Someone suggested this solution on the bug tracker topic, and it seems like a good compromise to me, too. But the idea probably got lost in the noise.
-
But still. Debian takes security very seriously. They backport security patches. In their view, you don't need newer versions of software, upstream software that is. What is in Debian Stable is the newest version that has been selected to run on the OS, which is presumably tested and runs predictably. What users might find are functionality bugs, but not usually security bugs that are known to exist. Upstream shouldn't care. Debian software is maintained by Debian, distributed by Debian and supported (as much as a community distro can provide support) by Debian. It might as well be another software entirely. Which is why they could very well change the name, and they probably will or have, or at least should?
-
By the way, most distros I have used discriminate between security patches and updates, and you can choose to install only the former.
-
@Bulb This JWZ guy also does something weird if you access his blog with a hackernews referrer. I think this guy is just really childish.
-
@topspin said in On the right to rant.:
Nowadays you constantly get new "minor" updates, like every other week. It's just annoying and unnecessary. If I click on "update all" for this:
it'll be back to a number like that in maybe 2 weeks. And 95% of those updates are useless.I'm not sure I even have that many apps installed.
-
@sockpuppet7 said in On the right to rant.:
@Bulb This JWZ guy also does something weird if you access his blog with a hackernews referrer. I think this guy is just really childish.
Frankly it is quite to the point.
-
@izzion said in On the right to rant.:
@TimeBandit
You may not.
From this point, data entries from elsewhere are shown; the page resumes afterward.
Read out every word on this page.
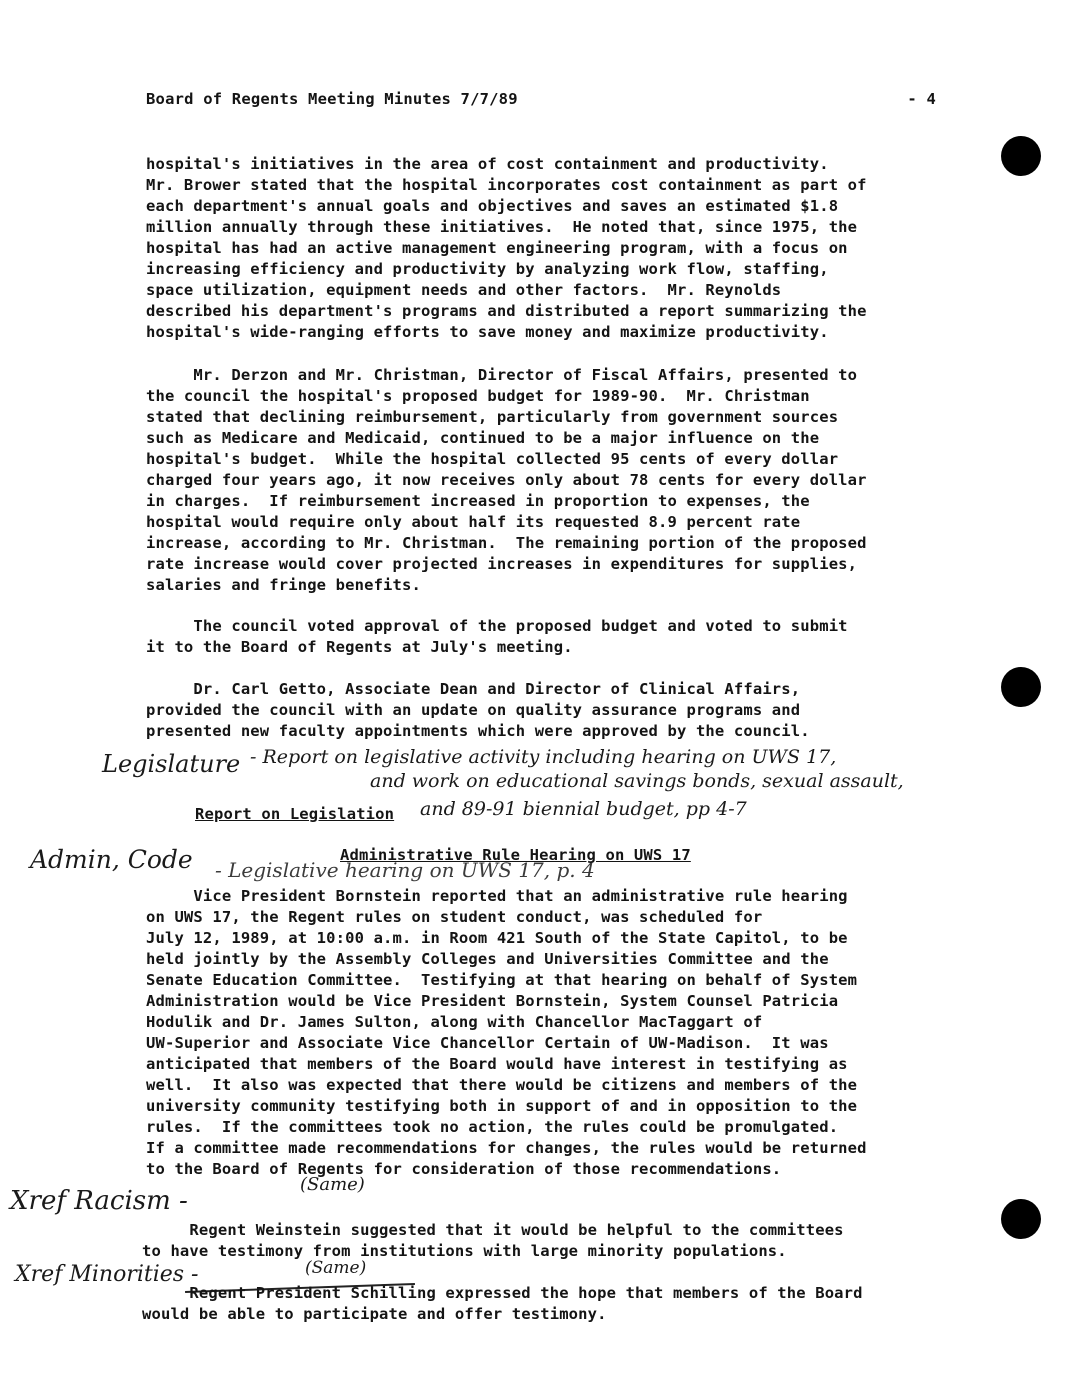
Board of Regents Meeting Minutes 7/7/89	- 4
hospital's initiatives in the area of cost containment and productivity.
Mr. Brower stated that the hospital incorporates cost containment as part of
each department's annual goals and objectives and saves an estimated $1.8
million annually through these initiatives.  He noted that, since 1975, the
hospital has had an active management engineering program, with a focus on
increasing efficiency and productivity by analyzing work flow, staffing,
space utilization, equipment needs and other factors.  Mr. Reynolds
described his department's programs and distributed a report summarizing the
hospital's wide-ranging efforts to save money and maximize productivity.
Mr. Derzon and Mr. Christman, Director of Fiscal Affairs, presented to
the council the hospital's proposed budget for 1989-90.  Mr. Christman
stated that declining reimbursement, particularly from government sources
such as Medicare and Medicaid, continued to be a major influence on the
hospital's budget.  While the hospital collected 95 cents of every dollar
charged four years ago, it now receives only about 78 cents for every dollar
in charges.  If reimbursement increased in proportion to expenses, the
hospital would require only about half its requested 8.9 percent rate
increase, according to Mr. Christman.  The remaining portion of the proposed
rate increase would cover projected increases in expenditures for supplies,
salaries and fringe benefits.
The council voted approval of the proposed budget and voted to submit
it to the Board of Regents at July's meeting.
Dr. Carl Getto, Associate Dean and Director of Clinical Affairs,
provided the council with an update on quality assurance programs and
presented new faculty appointments which were approved by the council.
Legislature - Report on legislative activity including hearing on UWS 17,
and work on educational savings bonds, sexual assault,
Report on Legislation and 89-91 biennial budget, pp 4-7
Admin, Code	Administrative Rule Hearing on UWS 17
- Legislative hearing on UWS 17, p. 4
Vice President Bornstein reported that an administrative rule hearing
on UWS 17, the Regent rules on student conduct, was scheduled for
July 12, 1989, at 10:00 a.m. in Room 421 South of the State Capitol, to be
held jointly by the Assembly Colleges and Universities Committee and the
Senate Education Committee.  Testifying at that hearing on behalf of System
Administration would be Vice President Bornstein, System Counsel Patricia
Hodulik and Dr. James Sulton, along with Chancellor MacTaggart of
UW-Superior and Associate Vice Chancellor Certain of UW-Madison.  It was
anticipated that members of the Board would have interest in testifying as
well.  It also was expected that there would be citizens and members of the
university community testifying both in support of and in opposition to the
rules.  If the committees took no action, the rules could be promulgated.
If a committee made recommendations for changes, the rules would be returned
to the Board of Regents for consideration of those recommendations.
Xref Racism -
(Same)
Regent Weinstein suggested that it would be helpful to the committees
to have testimony from institutions with large minority populations.
Xref Minorities -	(Same)
Regent President Schilling expressed the hope that members of the Board
would be able to participate and offer testimony.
But Microsoft (and lots and lots of other software companies) has lots and lots of data to prove how letting people choose the "eh, I'll update when it's convenient" option means they never update. And given how interconnected devices are these days, the fact that someone chooses to "update when it's convenient" puts lots of other people's Internet connectivity at risk, since those un-updated devices are very likely to become zombies in a botnet.This argument would make sense before we entered IoT era, where we're surrounded with hundreds of "smart" devices that have worse security than unpatched Windows 98.
-
@Gąska said in On the right to rant.:
This argument would make sense
Not even.
It's like arguing "Some people badly behave with guns, so we ban all guns for everyone"
-
@TimeBandit the difference being, 1 in 10,000 gun owners in USA kills someone with gun, while the number of people who never updated their XP installs was much larger.
-
@Gąska Are we comparing receiving spam with murder now?
-
@TimeBandit receiving spam is the least that can happen to a hacked computer. Sending spam is more common, and orders of magnitude worse. Not to mention more serious botnet activities, and stuff keyloggers can get their hands on.